¿Empobrece tu moneda o empobrécete a ti mismo?

NEWPORT BEACH – No son muchos los países que hoy día buscan un tipo de cambio elevado; unos pocos, incluidos los sistemáticamente importantes, están debilitando activamente sus monedas. Sin embargo, como el tipo de cambio es un precio relativo, todas las monedas no pueden debilitarse simultáneamente. La forma en que el mundo resuelva esta inconsistencia básica durante los próximos años tendrá un importante impacto sobre las perspectivas de crecimiento, empleo, distribución del ingreso y funcionamiento de la economía mundial.

Japón es el último país en decir basta. Después de que su moneda se apreciase dramáticamente durante los últimos años, el nuevo gobierno del primer ministro Shinzo Abe está tomando medidas para modificar la dinámica del tipo de cambio del país –y lo está logrando. En tan solo dos meses, el yen se ha debilitado más del 10 % respecto del dólar y casi el 20 % respecto del euro.

Los líderes europeos ya han expresado sus reservas sobre las acciones japonesas. La industria automotriz estadounidense se alzó en armas.
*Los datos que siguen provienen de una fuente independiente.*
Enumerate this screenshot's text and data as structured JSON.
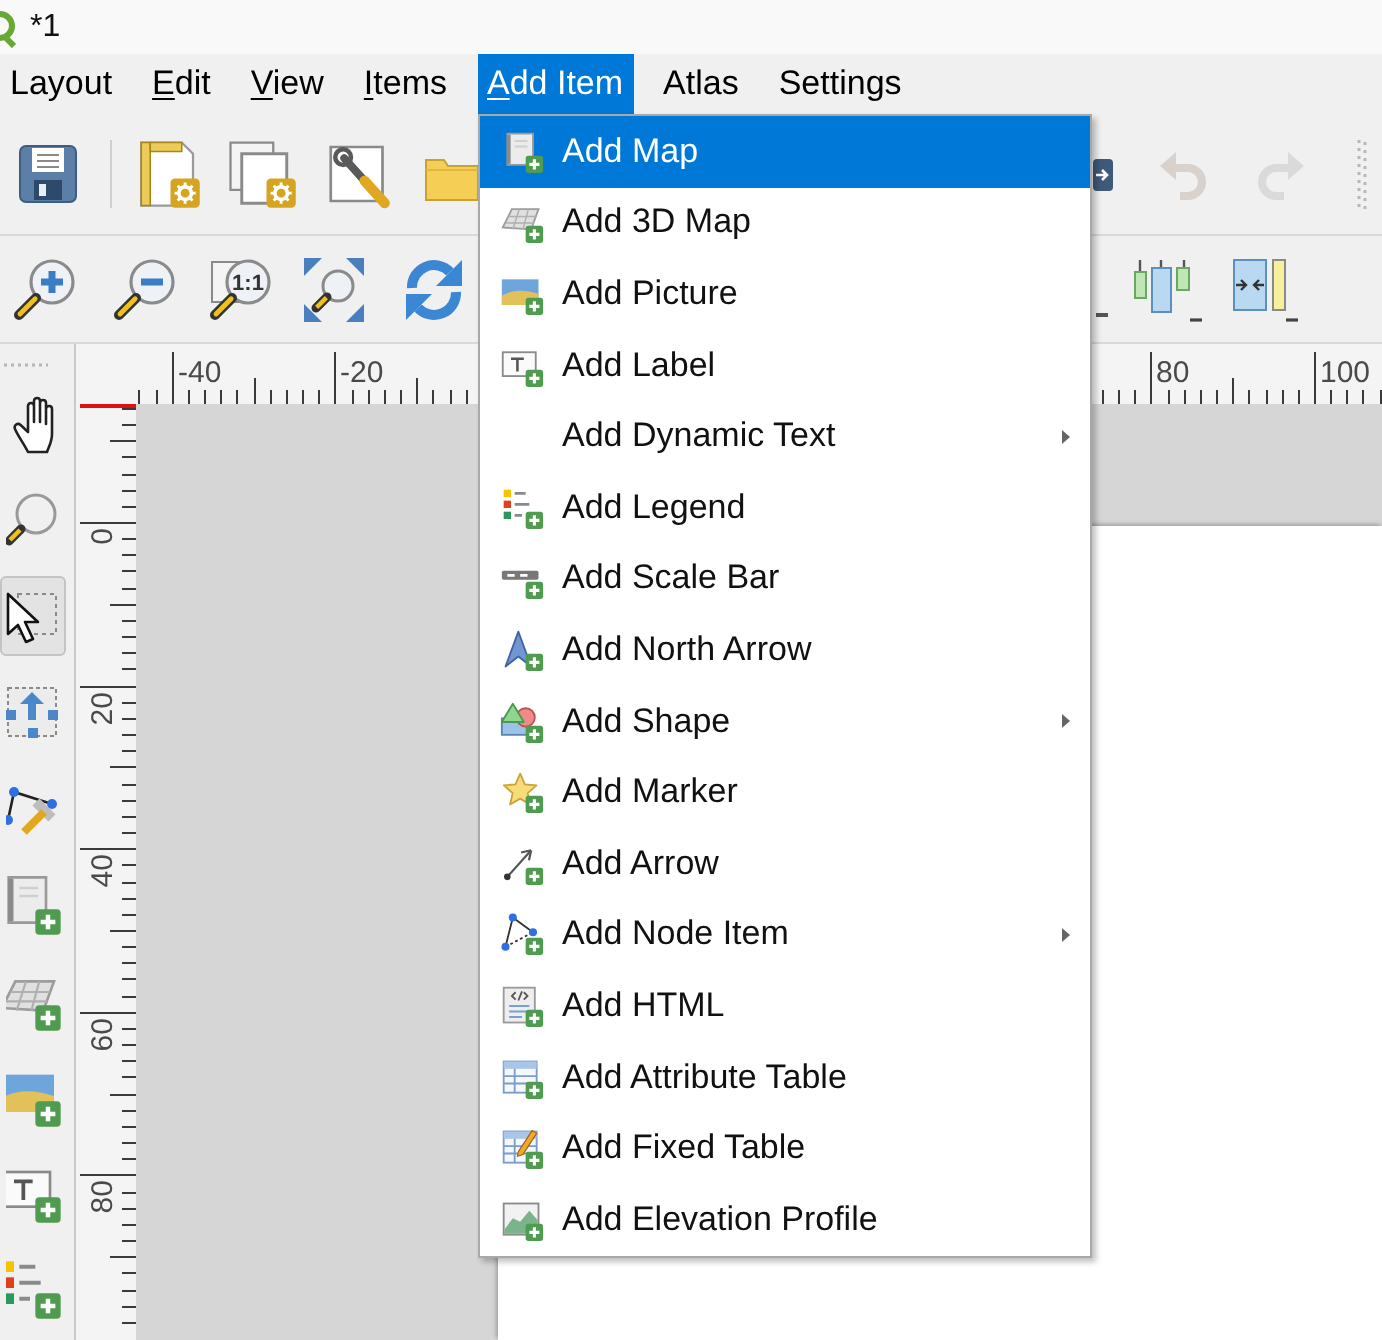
{
  "window": {
    "title": "*1"
  },
  "menu_bar": [
    {
      "label": "Layout",
      "selected": false,
      "mnemonic_underlined": false
    },
    {
      "label": "Edit",
      "selected": false,
      "mnemonic_underlined": true
    },
    {
      "label": "View",
      "selected": false,
      "mnemonic_underlined": true
    },
    {
      "label": "Items",
      "selected": false,
      "mnemonic_underlined": true
    },
    {
      "label": "Add Item",
      "selected": true,
      "mnemonic_underlined": true
    },
    {
      "label": "Atlas",
      "selected": false,
      "mnemonic_underlined": false
    },
    {
      "label": "Settings",
      "selected": false,
      "mnemonic_underlined": false
    }
  ],
  "toolbar": {
    "zoom_actual_size": {
      "label": "1:1"
    },
    "undo": {
      "disabled": true
    },
    "redo": {
      "disabled": true
    }
  },
  "tool_panel": {
    "tools": [
      {
        "selected": false
      },
      {
        "selected": false
      },
      {
        "selected": true
      },
      {
        "selected": false
      },
      {
        "selected": false
      },
      {
        "selected": false
      },
      {
        "selected": false
      },
      {
        "selected": false
      },
      {
        "selected": false
      },
      {
        "selected": false
      }
    ]
  },
  "rulers": {
    "horizontal": [
      "-40",
      "-20",
      "80",
      "100"
    ],
    "vertical": [
      "0",
      "20",
      "40",
      "60",
      "80"
    ]
  },
  "add_item_menu": [
    {
      "label": "Add Map",
      "selected": true,
      "submenu": false
    },
    {
      "label": "Add 3D Map",
      "selected": false,
      "submenu": false
    },
    {
      "label": "Add Picture",
      "selected": false,
      "submenu": false
    },
    {
      "label": "Add Label",
      "selected": false,
      "submenu": false
    },
    {
      "label": "Add Dynamic Text",
      "selected": false,
      "submenu": true
    },
    {
      "label": "Add Legend",
      "selected": false,
      "submenu": false
    },
    {
      "label": "Add Scale Bar",
      "selected": false,
      "submenu": false
    },
    {
      "label": "Add North Arrow",
      "selected": false,
      "submenu": false
    },
    {
      "label": "Add Shape",
      "selected": false,
      "submenu": true
    },
    {
      "label": "Add Marker",
      "selected": false,
      "submenu": false
    },
    {
      "label": "Add Arrow",
      "selected": false,
      "submenu": false
    },
    {
      "label": "Add Node Item",
      "selected": false,
      "submenu": true
    },
    {
      "label": "Add HTML",
      "selected": false,
      "submenu": false
    },
    {
      "label": "Add Attribute Table",
      "selected": false,
      "submenu": false
    },
    {
      "label": "Add Fixed Table",
      "selected": false,
      "submenu": false
    },
    {
      "label": "Add Elevation Profile",
      "selected": false,
      "submenu": false
    }
  ]
}
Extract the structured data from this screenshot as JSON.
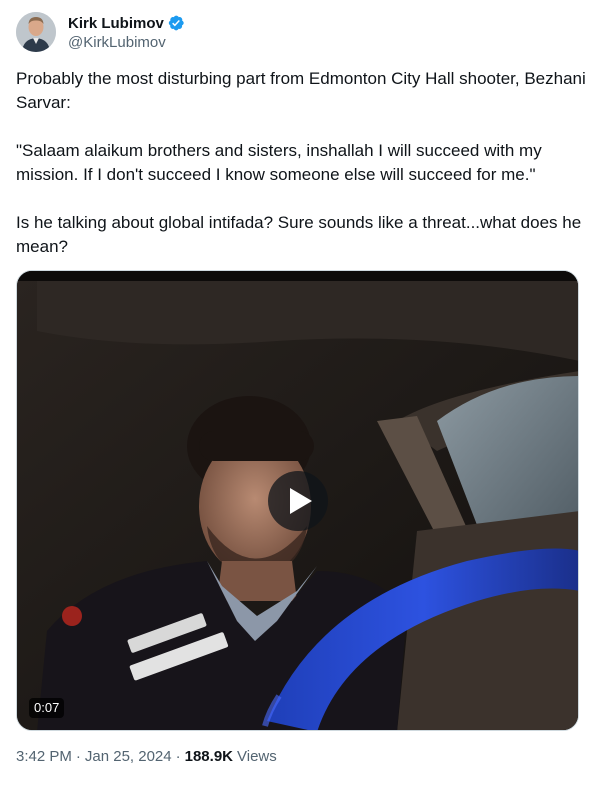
{
  "author": {
    "display_name": "Kirk Lubimov",
    "handle": "@KirkLubimov",
    "verified": true
  },
  "tweet": {
    "paragraphs": [
      "Probably the most disturbing part from Edmonton City Hall shooter, Bezhani Sarvar:",
      "\"Salaam alaikum brothers and sisters, inshallah I will succeed with my mission. If I don't succeed I know someone else will succeed for me.\"",
      "Is he talking about global intifada? Sure sounds like a threat...what does he mean?"
    ]
  },
  "media": {
    "type": "video",
    "duration": "0:07"
  },
  "meta": {
    "time": "3:42 PM",
    "separator": "·",
    "date": "Jan 25, 2024",
    "views_count": "188.9K",
    "views_label": "Views"
  },
  "colors": {
    "text_primary": "#0f1419",
    "text_secondary": "#536471",
    "verified_blue": "#1d9bf0",
    "border": "#cfd9de"
  }
}
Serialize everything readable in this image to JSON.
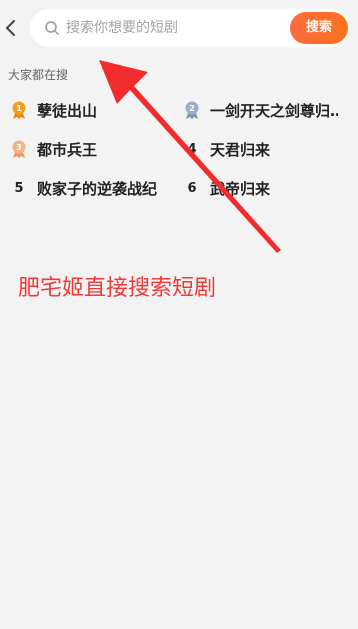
{
  "search": {
    "placeholder": "搜索你想要的短剧",
    "button_label": "搜索"
  },
  "hot": {
    "title": "大家都在搜",
    "items": [
      {
        "rank": "1",
        "title": "孽徒出山",
        "medal": "gold"
      },
      {
        "rank": "2",
        "title": "一剑开天之剑尊归…",
        "medal": "silver"
      },
      {
        "rank": "3",
        "title": "都市兵王",
        "medal": "bronze"
      },
      {
        "rank": "4",
        "title": "天君归来",
        "medal": ""
      },
      {
        "rank": "5",
        "title": "败家子的逆袭战纪",
        "medal": ""
      },
      {
        "rank": "6",
        "title": "武帝归来",
        "medal": ""
      }
    ]
  },
  "annotation": {
    "caption": "肥宅姬直接搜索短剧",
    "color": "#f03a3a"
  },
  "colors": {
    "accent": "#f9731d",
    "background": "#f3f3f3",
    "gold": "#f0a020",
    "silver": "#9bb0c8",
    "bronze": "#f3b48a"
  }
}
Y, hace unos pocos días, Jens Weidmann, presidente del Bundesbank, advirtió públicamente que el mundo enfrenta una perjudicial y, en última instancia, fútil ronda de depreciaciones competitivas del tipo de cambio –o, más brutalmente, una «guerra de monedas» (término utilizado previamente por Brasil para expresar preocupaciones similares).